In a 14-year-old boy with a Galeazzi fracture of the right arm, an (A) AP view and (B) lateral view at the time of admission show palmar dislocation of the ulna and a fracture of the radius in the distal third.
Fig. 2A–B.
(A) An AP view and (B) lateral view are shown immediately after repositioning and plaster casting of the same patient as in Figure 1. The casting was done with a below-elbow cast.
At followup, 23 patients were symptom-free. Two children reported occasional pain and weakness in the wrist; another child had slight limitation of motion of the thumb after rupture of the long extensor tendon. The DRUJ was stable at followup in all children. The result using the Gartland-Werley score was excellent in 23 cases and good in three cases. Children with below-elbow casts had better results (Table 2). One child experienced a complicated clinical course. As a consequence of intramedullary fracture stabilization, the patient had hypoesthesia in the area of the superficial radial nerve over the first extensor compartment. On the 69th postoperative day, rupture of the tendon of the extensor pollicis longus muscle occurred after minimal trauma. This rupture was caused by a prominent and sharp nail end close to the tendon. The patient required transfer of the tendon of the extensor indicis muscle.
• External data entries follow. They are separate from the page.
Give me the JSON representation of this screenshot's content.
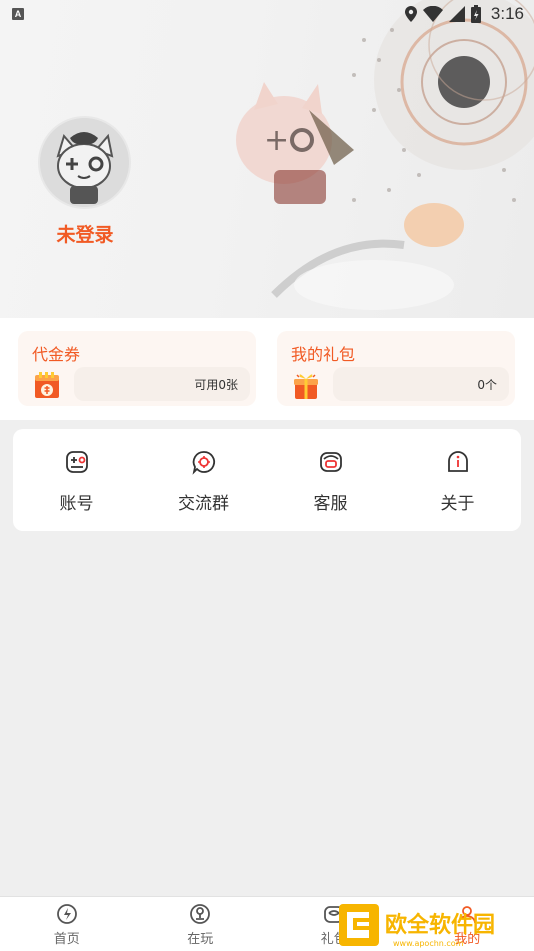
{
  "status_bar": {
    "time": "3:16",
    "notification_badge": "A"
  },
  "profile": {
    "login_status": "未登录"
  },
  "wallet": {
    "voucher": {
      "title": "代金券",
      "count_text": "可用0张"
    },
    "gift": {
      "title": "我的礼包",
      "count_text": "0个"
    }
  },
  "menu": {
    "account": "账号",
    "group": "交流群",
    "service": "客服",
    "about": "关于"
  },
  "bottom_nav": {
    "home": "首页",
    "playing": "在玩",
    "gift": "礼包",
    "mine": "我的"
  },
  "watermark": {
    "cn": "欧全软件园",
    "url": "www.apochn.com"
  },
  "colors": {
    "accent": "#f15a24",
    "background": "#efefef"
  }
}
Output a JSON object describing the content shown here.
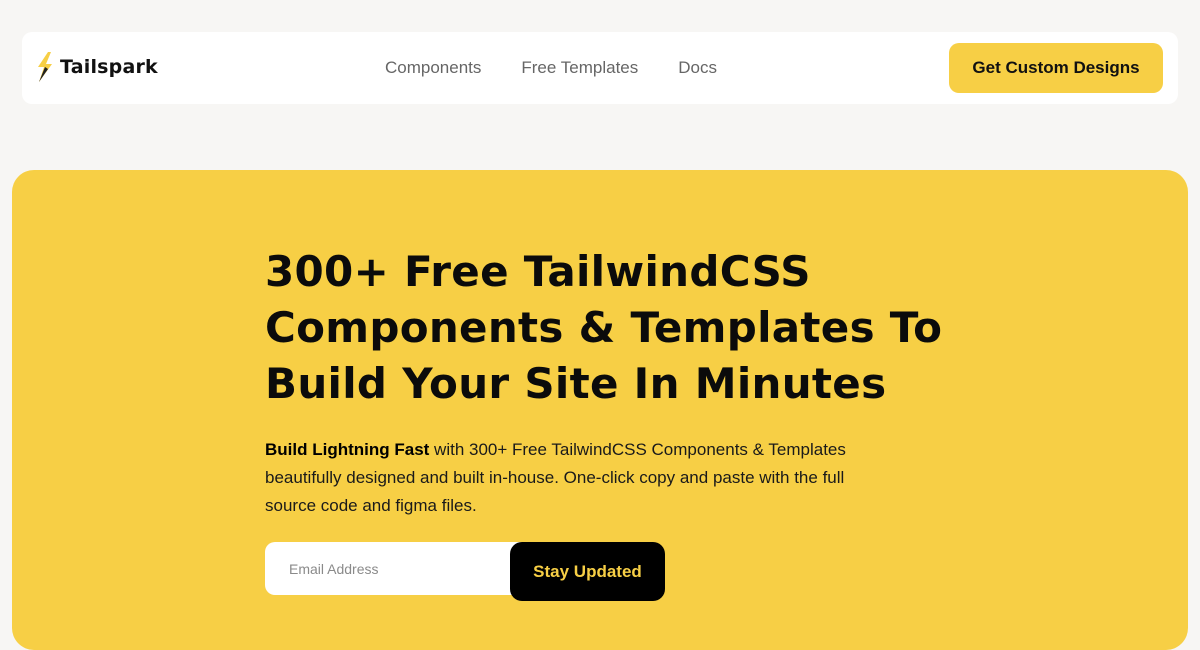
{
  "brand": {
    "name": "Tailspark",
    "logo_icon": "lightning-bolt-icon",
    "accent_color": "#f7cf45"
  },
  "nav": {
    "links": [
      "Components",
      "Free Templates",
      "Docs"
    ],
    "cta_label": "Get Custom Designs"
  },
  "hero": {
    "title_lines": [
      "300+ Free TailwindCSS",
      "Components & Templates To",
      "Build Your Site In Minutes"
    ],
    "desc_bold": "Build Lightning Fast",
    "desc_rest": " with 300+ Free TailwindCSS Components & Templates beautifully designed and built in-house. One-click copy and paste with the full source code and figma files.",
    "email_placeholder": "Email Address",
    "email_value": "",
    "subscribe_label": "Stay Updated"
  }
}
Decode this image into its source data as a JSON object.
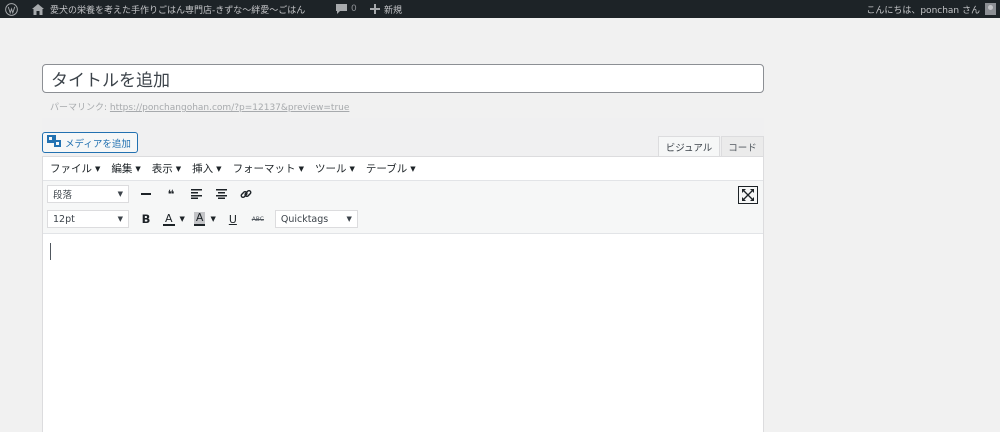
{
  "adminbar": {
    "site_name": "愛犬の栄養を考えた手作りごはん専門店-きずな〜絆愛〜ごはん",
    "comments_count": "0",
    "new_label": "新規",
    "greeting": "こんにちは、ponchan さん",
    "icons": [
      "wordpress-logo-icon",
      "home-icon",
      "comment-icon",
      "plus-icon",
      "avatar-icon"
    ]
  },
  "post": {
    "title_placeholder": "タイトルを追加",
    "permalink_label": "パーマリンク:",
    "permalink_url": "https://ponchangohan.com/?p=12137&preview=true"
  },
  "editor": {
    "add_media_label": "メディアを追加",
    "tab_visual": "ビジュアル",
    "tab_code": "コード",
    "menus": [
      "ファイル",
      "編集",
      "表示",
      "挿入",
      "フォーマット",
      "ツール",
      "テーブル"
    ],
    "format_value": "段落",
    "font_size_value": "12pt",
    "quicktags_value": "Quicktags",
    "blockquote_glyph": "❝",
    "bold_glyph": "B",
    "text_color_glyph": "A",
    "bg_color_glyph": "A",
    "underline_glyph": "U",
    "strike_glyph": "ABC"
  }
}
However, the patient had slight limitation of range of motion (loss of 10° for dorsal extension, no loss in pronation or supination) and persistent hypoesthesia at followup 16 months after trauma.
Table 2.
Outcome related to mode of treatment and initial recognition of the Galeazzi fracture*
| Treatment | Outcome | Correct diagnosis | ||
|---|---|---|---|---|
| Excellent | Good | Yes | No | |
| Above-elbow cast | 7 | 2 | 8 | 1 |
| Below-elbow cast | 13 | 0 | 0 | 13 |
| Internal fixation | 3 | 1 | 0 | 4 |
* The outcome was excellent and very good even with unrecognized Galeazzi fractures and the majority of correctly identified Galeazzi fractures was treated with an above-elbow cast.
Discussion
In our series of 198 skeletally immature children with a displaced fracture of the forearm, a Galeazzi lesion was identified in 26 children (13%). Although others have described a frequency less than 5% of disruptions of the DRUJ, in children, the rate of overlooked Galeazzi lesions may be much higher [19]. Concordant with Walsh et al. [19] the median age of the patients in our series was 11 years with the majority being male. In addition, it is accepted that the radius fracture accompanying the Galeazzi lesion is located most often at the junction of the middle and distal thirds of the bone [12]. Our data confirm these findings with all of the fractures being located in the distal third of the radius.
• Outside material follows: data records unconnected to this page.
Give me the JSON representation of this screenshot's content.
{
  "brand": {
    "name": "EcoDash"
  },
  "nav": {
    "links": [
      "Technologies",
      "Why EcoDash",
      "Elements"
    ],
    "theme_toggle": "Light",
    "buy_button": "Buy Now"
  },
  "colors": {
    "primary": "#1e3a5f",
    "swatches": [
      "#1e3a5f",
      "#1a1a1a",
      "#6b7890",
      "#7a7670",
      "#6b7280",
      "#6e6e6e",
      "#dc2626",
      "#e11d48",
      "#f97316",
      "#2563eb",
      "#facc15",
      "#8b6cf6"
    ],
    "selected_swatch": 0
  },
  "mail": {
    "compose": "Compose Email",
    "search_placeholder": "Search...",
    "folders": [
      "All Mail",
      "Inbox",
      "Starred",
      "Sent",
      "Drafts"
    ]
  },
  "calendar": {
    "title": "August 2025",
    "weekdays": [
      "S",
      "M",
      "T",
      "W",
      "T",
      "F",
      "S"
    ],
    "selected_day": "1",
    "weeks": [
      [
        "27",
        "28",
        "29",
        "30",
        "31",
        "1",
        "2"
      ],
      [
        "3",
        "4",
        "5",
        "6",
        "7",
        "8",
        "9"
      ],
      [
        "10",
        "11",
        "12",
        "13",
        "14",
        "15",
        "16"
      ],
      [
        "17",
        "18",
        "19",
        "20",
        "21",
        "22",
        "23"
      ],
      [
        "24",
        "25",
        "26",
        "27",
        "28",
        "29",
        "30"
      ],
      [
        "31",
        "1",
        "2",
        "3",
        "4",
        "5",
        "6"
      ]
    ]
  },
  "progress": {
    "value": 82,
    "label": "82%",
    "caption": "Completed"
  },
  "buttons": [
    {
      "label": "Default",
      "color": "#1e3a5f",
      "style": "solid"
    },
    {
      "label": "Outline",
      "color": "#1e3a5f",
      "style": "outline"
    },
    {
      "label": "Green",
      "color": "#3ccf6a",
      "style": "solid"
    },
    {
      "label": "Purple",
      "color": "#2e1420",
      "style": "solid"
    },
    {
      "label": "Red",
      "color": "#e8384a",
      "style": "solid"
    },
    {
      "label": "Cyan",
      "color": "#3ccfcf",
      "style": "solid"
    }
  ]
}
Unfortunately, our patients could not describe the exact mechanism of injury. All remembered falling on the hand but could not remember the exact position of the hand at the time of impact. Although Frykman [3] produced this fracture experimentally with axial loading alone, others [14, 18] assume this fracture is a combination of hyperpronation and a fall on the outstretched hand. We propose the different directions of displacement are caused by different mechanisms of injuries; a posterior displacement of the ulna is caused by a longitudinal force on the arm in supination, whereas anterior displacement is more likely if the hand is in a pronated position.
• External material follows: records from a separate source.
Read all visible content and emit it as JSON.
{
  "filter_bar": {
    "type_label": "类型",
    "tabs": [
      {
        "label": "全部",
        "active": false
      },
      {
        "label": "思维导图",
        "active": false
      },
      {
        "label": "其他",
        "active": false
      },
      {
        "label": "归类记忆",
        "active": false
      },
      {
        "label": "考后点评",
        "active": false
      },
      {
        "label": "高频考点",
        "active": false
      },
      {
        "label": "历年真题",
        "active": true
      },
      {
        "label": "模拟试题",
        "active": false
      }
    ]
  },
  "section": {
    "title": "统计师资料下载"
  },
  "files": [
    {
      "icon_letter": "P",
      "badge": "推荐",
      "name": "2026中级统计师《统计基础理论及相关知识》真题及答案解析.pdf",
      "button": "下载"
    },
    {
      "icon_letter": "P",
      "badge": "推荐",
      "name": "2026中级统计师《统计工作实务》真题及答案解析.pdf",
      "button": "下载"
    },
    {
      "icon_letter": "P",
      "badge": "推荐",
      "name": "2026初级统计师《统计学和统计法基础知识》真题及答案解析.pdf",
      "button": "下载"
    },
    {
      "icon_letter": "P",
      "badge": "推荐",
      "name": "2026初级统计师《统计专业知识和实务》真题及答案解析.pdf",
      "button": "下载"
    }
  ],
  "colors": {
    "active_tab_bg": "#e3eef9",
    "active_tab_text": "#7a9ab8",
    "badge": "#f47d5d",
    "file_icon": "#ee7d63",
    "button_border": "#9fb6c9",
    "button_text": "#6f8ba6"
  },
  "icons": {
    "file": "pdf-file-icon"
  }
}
A possible reason for the considerable rate of overlooked Galeazzi lesions may be a lack of information regarding the specific classification of fractures in the distal forearm. Although the majority (18 of 26 [69%]) of the retrospectively classified Galeazzi lesions were not primarily described in our series, displacement of the ulna was recognized and corrected in all children, and persistent displacement of the DRUJ after initial reduction could not be found. Because of this observation, we do not recommend conducting a thorough examination of the distal radioulnar joint before reduction of the forearm [5]. A clinical examination to identify possible instability before reduction has no consequences. Additionally, the clinical examination in case of a fracture is painful and should be performed with the patient under general anesthesia to achieve objective information. In case of irreducibility, manipulation under general anesthesia is required to exclude possible soft tissue impingement. If soft tissue impingement is suspected, an open procedure for exploration of the joint and open reduction and internal fixation are mandatory.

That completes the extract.